Сам Диккенс в тот июньский день выглядел страшно постаревшим. Высокие залысины, глубоко запавшие глаза, морщины и складки на лице резко выделялись в жестком свете газовой лампы, стоявшей на журнальном столике. Он то и дело посматривал на зажатый в руке хронометр с закрытой крышкой.

— Очень мило с вашей стороны, что вы приехали, дорогой Уилки, — проскрипел Диккенс.

— Да бросьте, пустое, — сказал я. — Я бы приехал раньше, когда бы не находился в отлучке, о чем, полагаю, вам сообщил мой брат. Голос у вас какой-то чудной, Чарльз.

— Чужой? — переспросил он с мимолетной улыбкой.

— Чудной.

Он отрывисто хохотнул. Редко в каком разговоре Чарльз Диккенс обходился без смеха. Я в жизни не встречал второго такого смешливого человека. Он находил комичное практически в любой, даже самой серьезной, ситуации, как иные из нас, к великому своему смущению, находят в похоронах.

— «Чужой» в данном случае звучит уместнее, позволю себе заметить, — сказал Диккенс дребезжащим старческим тенорком. — Я самым необъяснимым образом поменялся с кем-то голосом на месте страшной Стейплхерстской катастрофы. Очень хотелось бы, чтобы сей господин вернул мне мой голос и забрал свой… Это скрипучее блеяние, приличествующее больше мистеру Микоберу в старости, мне совсем не по душе. Такое ощущение, будто кто-то дерет наждачной бумагой голосовые связки и самые звуки, ими производимые.

— Надеюсь, никаким иным образом вы не пострадали? — спросил я, подаваясь вперед, в круг света от лампы.

Диккенс небрежно отмахнулся от вопроса и снова уставился на золотые часы, зажатые в руке.

— Дорогой Уилки, нынче ночью мне приснился в высшей степени удивительный сон.

— Вот как? — сочувственно промолвил я, готовясь услышать описание кошмаров, связанных с железнодорожной катастрофой.

— Мне снилось, будто я читаю свою книгу, написанную в будущем, — тихо проговорил Диккенс, нервно вертя часы в руках; золотой корпус поблескивал в свете единственной лампы. — Страшную книгу… в ней человек сам себя загипнотизировал до такой степени, что он — или его второе «я», созданное силой внушения, — стал способен на чудовищные, немыслимые злодейства. На эгоистичные, разрушительные, продиктованные похотью поступки, которые этот человек — во сне мне почему-то хотелось называть его Джаспером — никогда не совершил бы сознательно. И еще один… еще одно существо… было замешано во всей этой истории.

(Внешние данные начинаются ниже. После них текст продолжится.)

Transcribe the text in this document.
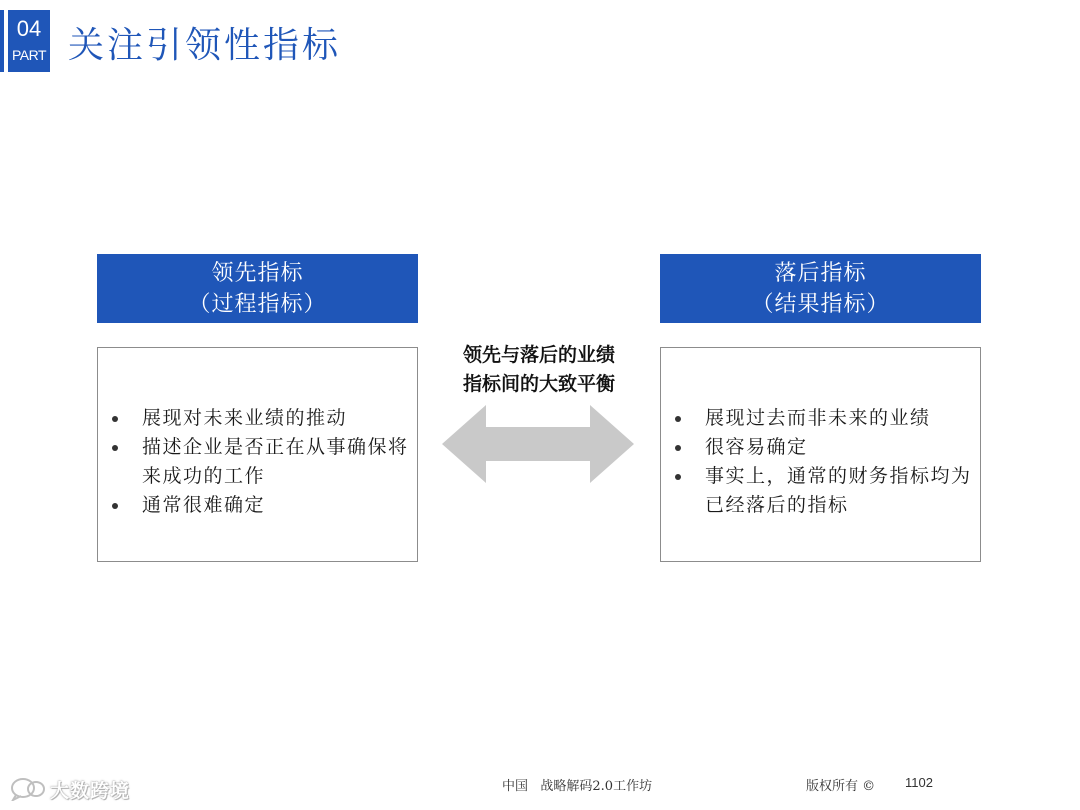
04
PART 关注引领性指标
领先指标
（过程指标）
展现对未来业绩的推动
描述企业是否正在从事确保将来成功的工作
通常很难确定
领先与落后的业绩
指标间的大致平衡
落后指标
（结果指标）
展现过去而非未来的业绩
很容易确定
事实上，通常的财务指标均为已经落后的指标
大数跨境	中国   战略解码2.0工作坊	版权所有 © 1102
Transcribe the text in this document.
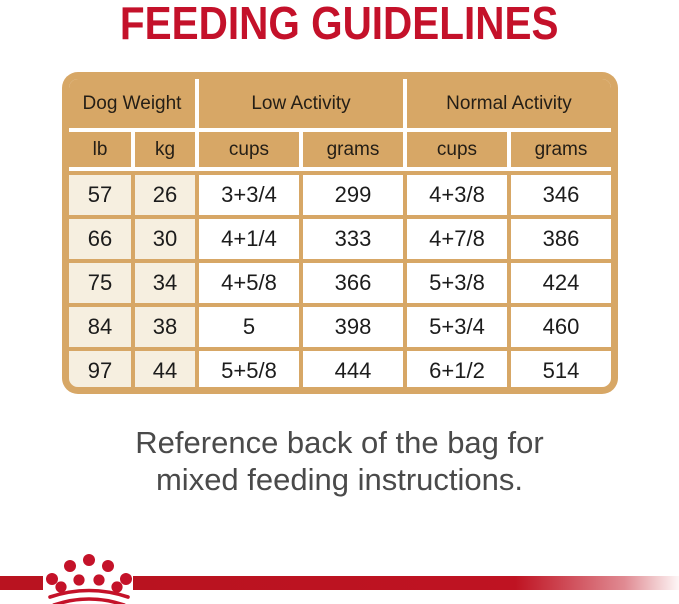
FEEDING GUIDELINES
Dog Weight	Low Activity	Normal Activity
lb	kg	cups	grams	cups	grams
57	26	3+3/4	299	4+3/8	346
66	30	4+1/4	333	4+7/8	386
75	34	4+5/8	366	5+3/8	424
84	38	5	398	5+3/4	460
97	44	5+5/8	444	6+1/2	514
Reference back of the bag for
mixed feeding instructions.
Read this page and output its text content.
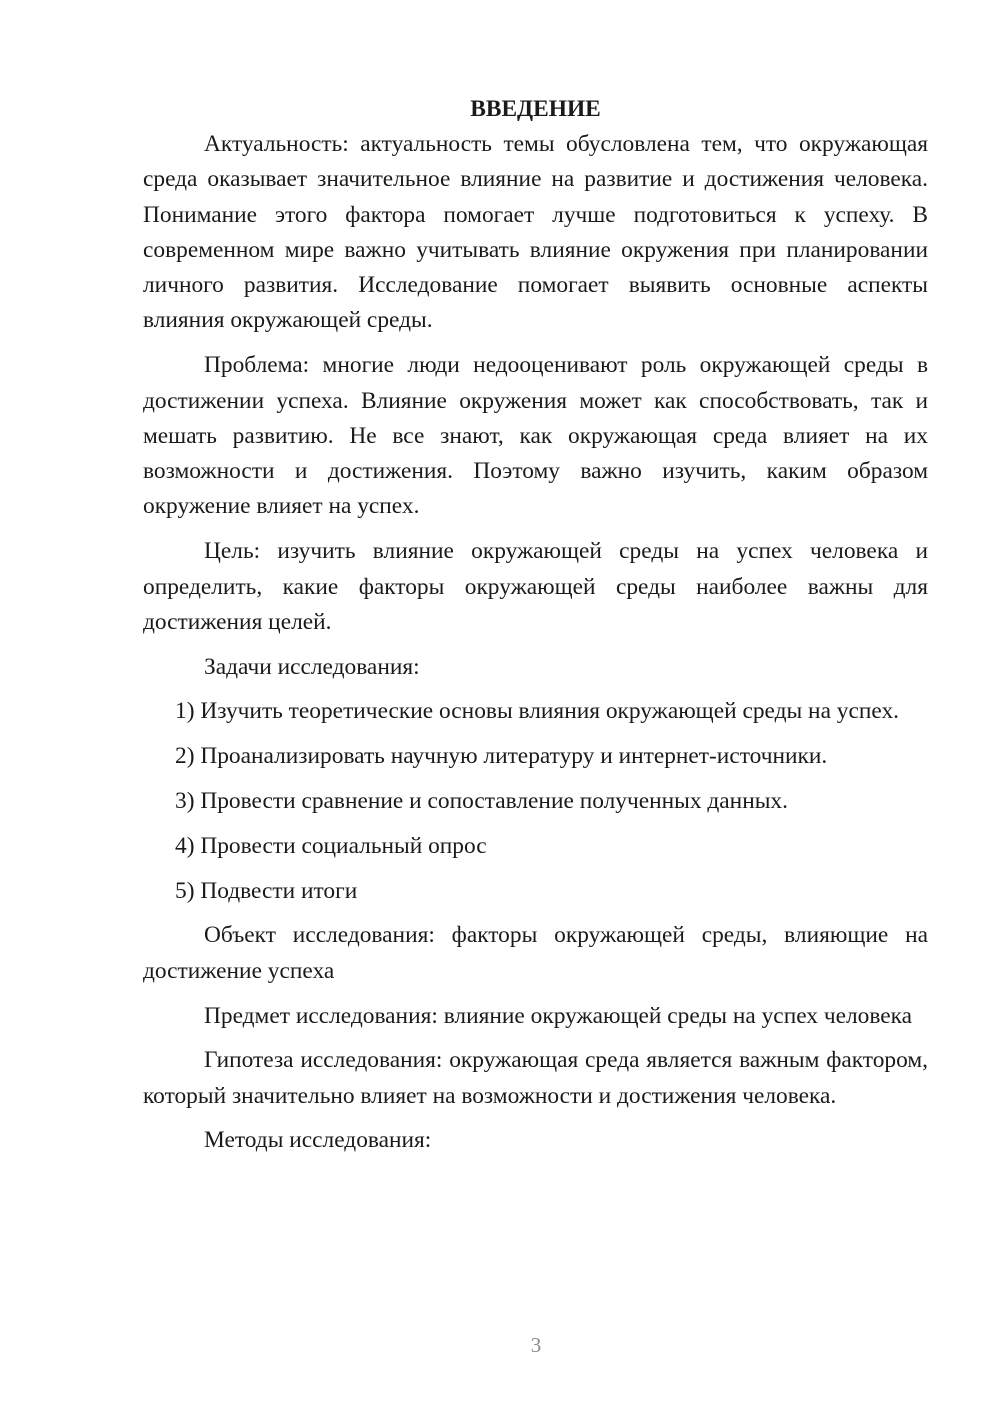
ВВЕДЕНИЕ

Актуальность: актуальность темы обусловлена тем, что окружающая среда оказывает значительное влияние на развитие и достижения человека. Понимание этого фактора помогает лучше подготовиться к успеху. В современном мире важно учитывать влияние окружения при планировании личного развития. Исследование помогает выявить основные аспекты влияния окружающей среды.

Проблема: многие люди недооценивают роль окружающей среды в достижении успеха. Влияние окружения может как способствовать, так и мешать развитию. Не все знают, как окружающая среда влияет на их возможности и достижения. Поэтому важно изучить, каким образом окружение влияет на успех.

Цель: изучить влияние окружающей среды на успех человека и определить, какие факторы окружающей среды наиболее важны для достижения целей.

Задачи исследования:

1) Изучить теоретические основы влияния окружающей среды на успех.

2) Проанализировать научную литературу и интернет-источники.

3) Провести сравнение и сопоставление полученных данных.

4) Провести социальный опрос

5) Подвести итоги

Объект исследования: факторы окружающей среды, влияющие на достижение успеха

Предмет исследования: влияние окружающей среды на успех человека

Гипотеза исследования: окружающая среда является важным фактором, который значительно влияет на возможности и достижения человека.

Методы исследования:

3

— Сам себя загипнотизировал, — пробормотал я. — Разве такое возможно? Я доверяю вашему мнению, дорогой Чарльз, ведь вы дольше и лучше меня знакомы с искусством магнетического воздействия.

— Понятия не имею. Я никогда не слышал о самогипнозе, но это не значит, что подобного феномена не существует. — Он взглянул на меня. — Вы когда-нибудь погружались в месмерический транс, Уилки?

— Нет, — ответил я со смешком. — Правда, меня мало кто пытался загипнотизировать.

Я не счел нужным добавлять, что профессор Джон Эллиотсон, бывший сотрудник клиники при университетском колледже, учитель и наставник самого Диккенса в искусстве месмеризма, потерпел неудачу во всех своих попытках магнетически воздействовать на меня. Просто я обладал слишком сильной волей.

— Давайте попробуем, — сказал Диккенс, принимаясь раскачивать часы на цепочке, как маятник.

— Чарльз, — я хихикнул, хотя никакой веселости не испытывал, — ну зачем вам это, скажите на милость? Я приехал, чтобы услышать рассказ о пережитой вами ужасной катастрофе, а не играть в салонные игры с часами и…

— Ну пожалуйста, сделайте мне одолжение, милейший Уилки, — попросил Диккенс. — Вы же знаете, у меня неплохо получалось гипнотизировать других людей — кажется, я говорил вам о долгом и довольно успешном курсе месмерического лечения, проведенного мной с бедной мадам де ля Рю во время моего пребывания на континенте.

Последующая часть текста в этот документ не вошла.